Releases · code4craft/webmagic

27 Apr 05:10

code4craft

WebMagic-0.5.0

7ff83bb

WebMaigc-0.5.0

此次更新主要增加了监控功能，同时重写了多线程部分，使得多线程下性能有了极大的提升。另外还包含注解模式一些优化、多页面的支持等功能。

项目总体进展：

官网webmagic.io上线了！同时上线的还有详细版的官方文档http://webmagic.io/docs，从此使用更加简单！
新增三名合作开发者@ccliangbo @ouyanghuangzheng @linkerlin ，一起参与项目的维护。
官方论坛http://bbs.webmagic.io/和官方QQ群373225642上线，以后会更加重视社区的建设。

监控部分：

增加了监控功能，使用JMX可以监控页面数量、爬虫状态，并可以启动和终止爬虫。使用文档：http://webmagic.io/docs/posts/ch4-basic-page-processor/monitor.html #98

多线程部分：

重写了多线程部分，修复了多线程下，主分发线程会被工作线程阻塞的问题，使得多线程下效率有了极大的提升，推荐所有用户升级。 #110
为主线程等待新URL时的wait/notify机制增加了timeout时间，防止少数情况下发生的爬虫卡死的情况。 #111

抽取API部分：

增加了JSON的支持，现在可以使用page.getJson().jsonPath()来使用jsonPath解析AJAX请求，也可以使用page.getJson().removePadding().jsonPath()来解析JSONP请求。 #101
修复一个Selectable的缓存导致两次取出的结果不一致的问题。 #73 感谢@seveniu 发现问题
支持为一个Spider添加多个PageProcessor，并按照URL区分，感谢@sebastian1118 提交patch。使用示例：PatternProcessorExample #86
修复不常用标签无法使用nth-of-type选择的问题(例如//div/svg[2]) 。#75
修复XPath中包含特殊字符，即使转义也会导致解析失败的问题。#77

注解模式：

注解模式现在支持继承了！父类的注解将对子类也有效。#103
修复注解模式下，一个Spider使用多个Model时，可能不生效的问题，感谢 @ccliangbo 发现此问题。#85
修复sourceRegion中只有一个URL会被抽取出来的问题，感谢@jsinak 发现此问题。#107
修复了自动类型转换Formatter的一个BUG，现在可以自定义Formatter了。如果你不了解Formatter可以看这里：注解模式下结果的类型转换 #100

其他组件：

Downloader现在支持除了GET之外的其他几种HTTP请求了，包括POST、HEAD、PUT、DELETE、TRACE，感谢@usenrong 提出建议。 #108
在Site中设置Cookie时，可以指定域名，而不是只能使用默认域名了。 #109
setScheduler()方法在调用时，如果之前Scheduler已有URL，会先转移到新的Scheduler，避免URL丢失。 #104
在发布包中去掉了log4j.xml，避免与用户程序冲突，感谢@cnjavaer 发现问题。 #82

Assets 7

13 Mar 00:28

code4craft

webmaigc-0.4.3

63ffb5c

WebMaigc-0.4.3

Bugfix:

Fix cycleRetryTimes does not work #58 #60 #62 @yxssfxwzy
Fix NullPointerException in FileCachedQueueScheduler #53 @Xuchaoo
Fix Selenium does not quit #57 @d0ngw

Enhancement:

Enhance RegexSelector group check #51 @SimpleExpress
Add XPath syntax support: #64
contains,or/and,"|"
Add text attribute select to CssSelector #66
Change logger to slf4j #55
Update HttpClient version to 4.3.3 #59

Assets 2

03 Dec 15:43

code4craft

webmagic-0.4.2

e8c32a3

webmagic-0.4.2

Enhancement:
#45 Remove multi option in ExtractBy.

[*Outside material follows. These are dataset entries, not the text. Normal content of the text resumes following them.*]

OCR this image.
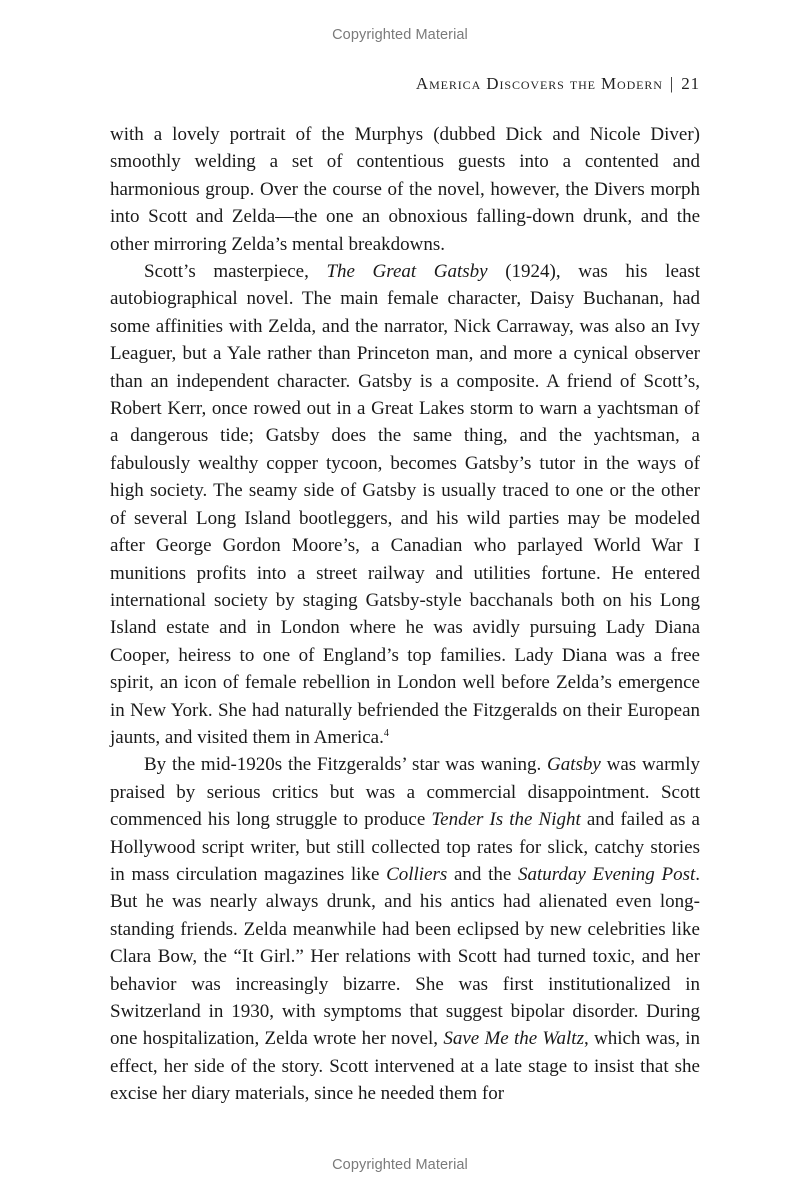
Copyrighted Material
America Discovers the Modern | 21

with a lovely portrait of the Murphys (dubbed Dick and Nicole Diver) smoothly welding a set of contentious guests into a contented and harmonious group. Over the course of the novel, however, the Divers morph into Scott and Zelda—the one an obnoxious falling-down drunk, and the other mirroring Zelda’s mental breakdowns.

Scott’s masterpiece, The Great Gatsby (1924), was his least autobiographical novel. The main female character, Daisy Buchanan, had some affinities with Zelda, and the narrator, Nick Carraway, was also an Ivy Leaguer, but a Yale rather than Princeton man, and more a cynical observer than an independent character. Gatsby is a composite. A friend of Scott’s, Robert Kerr, once rowed out in a Great Lakes storm to warn a yachtsman of a dangerous tide; Gatsby does the same thing, and the yachtsman, a fabulously wealthy copper tycoon, becomes Gatsby’s tutor in the ways of high society. The seamy side of Gatsby is usually traced to one or the other of several Long Island bootleggers, and his wild parties may be modeled after George Gordon Moore’s, a Canadian who parlayed World War I munitions profits into a street railway and utilities fortune. He entered international society by staging Gatsby-style bacchanals both on his Long Island estate and in London where he was avidly pursuing Lady Diana Cooper, heiress to one of England’s top families. Lady Diana was a free spirit, an icon of female rebellion in London well before Zelda’s emergence in New York. She had naturally befriended the Fitzgeralds on their European jaunts, and visited them in America.$^4$

By the mid-1920s the Fitzgeralds’ star was waning. Gatsby was warmly praised by serious critics but was a commercial disappointment. Scott commenced his long struggle to produce Tender Is the Night and failed as a Hollywood script writer, but still collected top rates for slick, catchy stories in mass circulation magazines like Colliers and the Saturday Evening Post. But he was nearly always drunk, and his antics had alienated even long-standing friends. Zelda meanwhile had been eclipsed by new celebrities like Clara Bow, the “It Girl.” Her relations with Scott had turned toxic, and her behavior was increasingly bizarre. She was first institutionalized in Switzerland in 1930, with symptoms that suggest bipolar disorder. During one hospitalization, Zelda wrote her novel, Save Me the Waltz, which was, in effect, her side of the story. Scott intervened at a late stage to insist that she excise her diary materials, since he needed them for

Copyrighted Material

Auto detect whether is multi be field type.
Bugfix:
#46 Downloader thread hang up sometiems.

Assets 2

28 Nov 05:11

code4craft

webmagic-0.4.1

ae62356

webmagic-0.4.1

Fix some concurrent problem causing the spider not exit after all pages are downloaded. #36
#38 Use algorithm of https://code.google.com/p/cx-extractor/.

More support for ajax:

#39 Parsing html after page.getHtml()
#42 Add jsonpath support in annotation mode
#35 Add more http info to page
#41 Add more status monitor method to Spider

Assets 2

06 Nov 23:54

code4craft

webmagic-0.4.0

fdb9441

webmagic-0.4.0

Improve performance of Downloader.

Update HttpClient to 4.3.1 and rewrite the code of HttpClientDownloader #32.
Use gzip by default to reduce the transport cost #31.
Enable HTTP Keep-Alive and connection persistence, fix the wrong usage of PoolConnectionManage r#30.

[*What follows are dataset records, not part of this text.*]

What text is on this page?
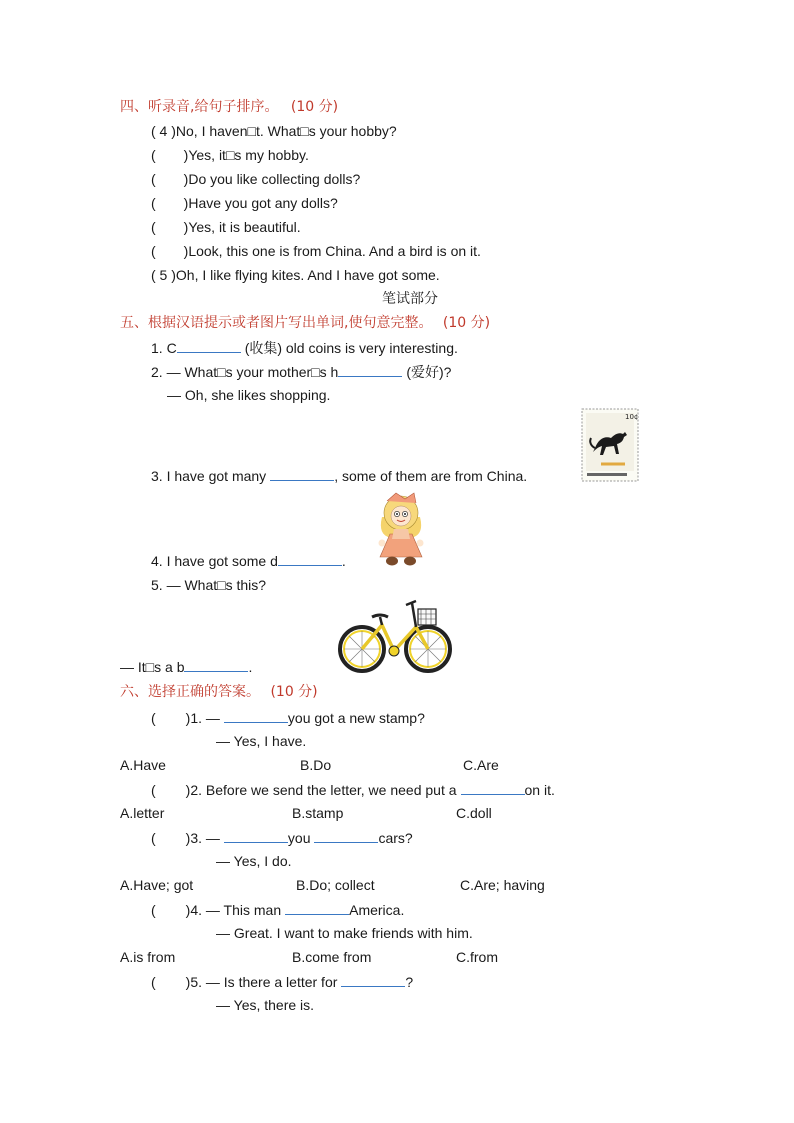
四、听录音,给句子排序。 (10 分)
( 4 )No, I haven□t. What□s your hobby?
(　　)Yes, it□s my hobby.
(　　)Do you like collecting dolls?
(　　)Have you got any dolls?
(　　)Yes, it is beautiful.
(　　)Look, this one is from China. And a bird is on it.
( 5 )Oh, I like flying kites. And I have got some.
笔试部分
五、根据汉语提示或者图片写出单词,使句意完整。 (10 分)
1. C	(收集) old coins is very interesting.
2. — What□s your mother□s h	(爱好)?
— Oh, she likes shopping.
10¢
3. I have got many	, some of them are from China.
4. I have got some d	.
5. — What□s this?
— It□s a b	.
六、选择正确的答案。 (10 分)
( )1. —	you got a new stamp?
— Yes, I have.
A.Have	B.Do	C.Are
( )2. Before we send the letter, we need put a	on it.
A.letter	B.stamp	C.doll
( )3. —	you	cars?
— Yes, I do.
A.Have; got	B.Do; collect	C.Are; having
( )4. — This man	America.
— Great. I want to make friends with him.
A.is from	B.come from	C.from
( )5. — Is there a letter for	?
— Yes, there is.
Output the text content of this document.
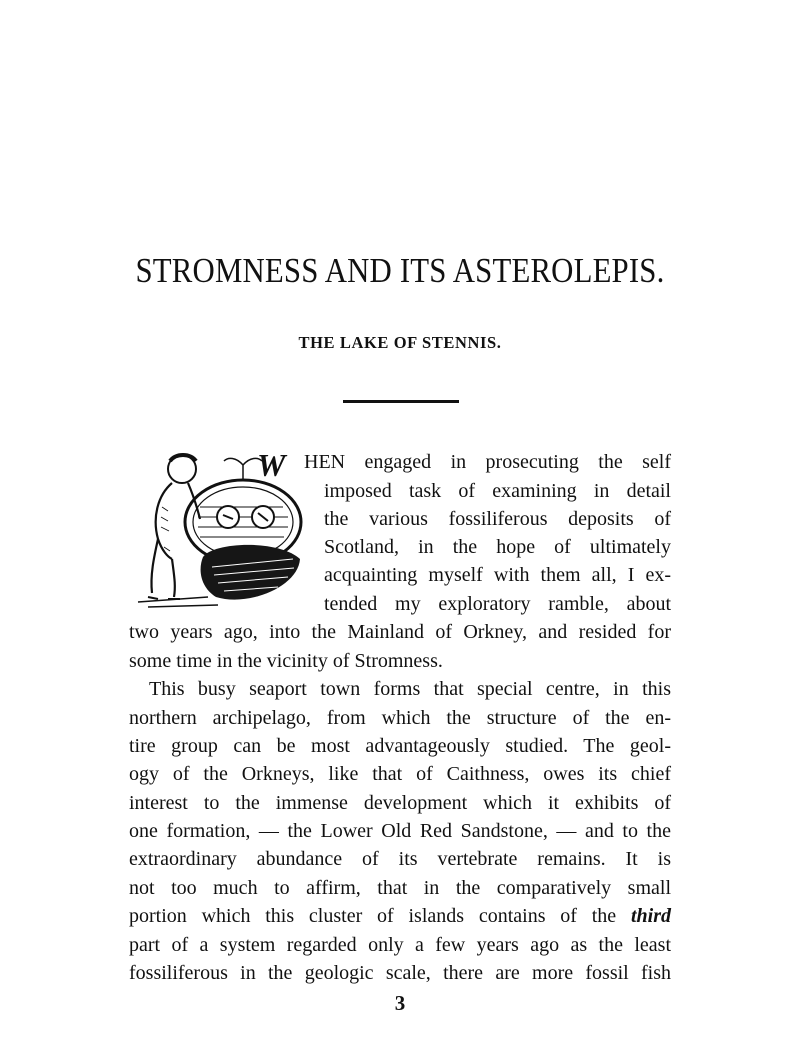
STROMNESS AND ITS ASTEROLEPIS.
THE LAKE OF STENNIS.
W HEN engaged in prosecuting the self
imposed task of examining in detail
the various fossiliferous deposits of
Scotland, in the hope of ultimately
acquainting myself with them all, I ex-
tended my exploratory ramble, about
two years ago, into the Mainland of Orkney, and resided for
some time in the vicinity of Stromness.
This busy seaport town forms that special centre, in this
northern archipelago, from which the structure of the en-
tire group can be most advantageously studied. The geol-
ogy of the Orkneys, like that of Caithness, owes its chief
interest to the immense development which it exhibits of
one formation, — the Lower Old Red Sandstone, — and to the
extraordinary abundance of its vertebrate remains. It is
not too much to affirm, that in the comparatively small
portion which this cluster of islands contains of the third
part of a system regarded only a few years ago as the least
fossiliferous in the geologic scale, there are more fossil fish
3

The performance of Downloader is improved by 90% in my test.Test code: Kr36NewsModel.java.

Add synchronzing API for small task #28.

        OOSpider ooSpider = OOSpider.create(Site.me().setSleepTime(100), BaiduBaike.class);
        BaiduBaike baike = ooSpider.<BaiduBaike>get("http://baike.baidu.com/search/word?word=httpclient&pic=1&sug=1&enc=utf8");
        System.out.println(baike);

More config for site

Http proxy support by Site.setHttpProxy #22.
More http header customizing support by Site.addHeader #27.
Allow disable gzip by Site.setUseGzip(false).
Move Site.addStartUrl to Spider.addUrl because I think startUrl is more a Spider's property than Site.

Code refactor in Spider

Refactor the multi-thread part of Spider and fix some concurrent problem.
Import Google Guava API for simpler code.
Allow add request with more information by Spider.addRequest() instead of addUrl #29.
Allow just downloading start urls without spawn urls extracted by Spider.setSpawnUrl(false).

Assets 2

23 Sep 05:26

code4craft

webmagic-0.3.2

cc3b787

webmagic-0.3.2

#13 Add class cast to annotation crawler.
Allow customize class caster by implementing ObjectFormatter and register it in ObjectFormatters.put().
Fix a thread pool reject exception when call Spider.stop()

Assets 2

08 Sep 15:04

code4craft

webmagic-parent-0.3.1

bfaaa04

webmagic-0.3.1

#26 Bugfix: Annotation extractor does not work.
#25 Bugfix: UrlUtils.canonicalizeUrl does not work with "../../" path.
#24 Enhancement: Add stop method to Spider.

Assets 2

04 Sep 03:02

code4craft

webmagic-0.3.0

77ff252

webmagic-0.3.0

Change default XPath selector from HtmlCleaner to Xsoup.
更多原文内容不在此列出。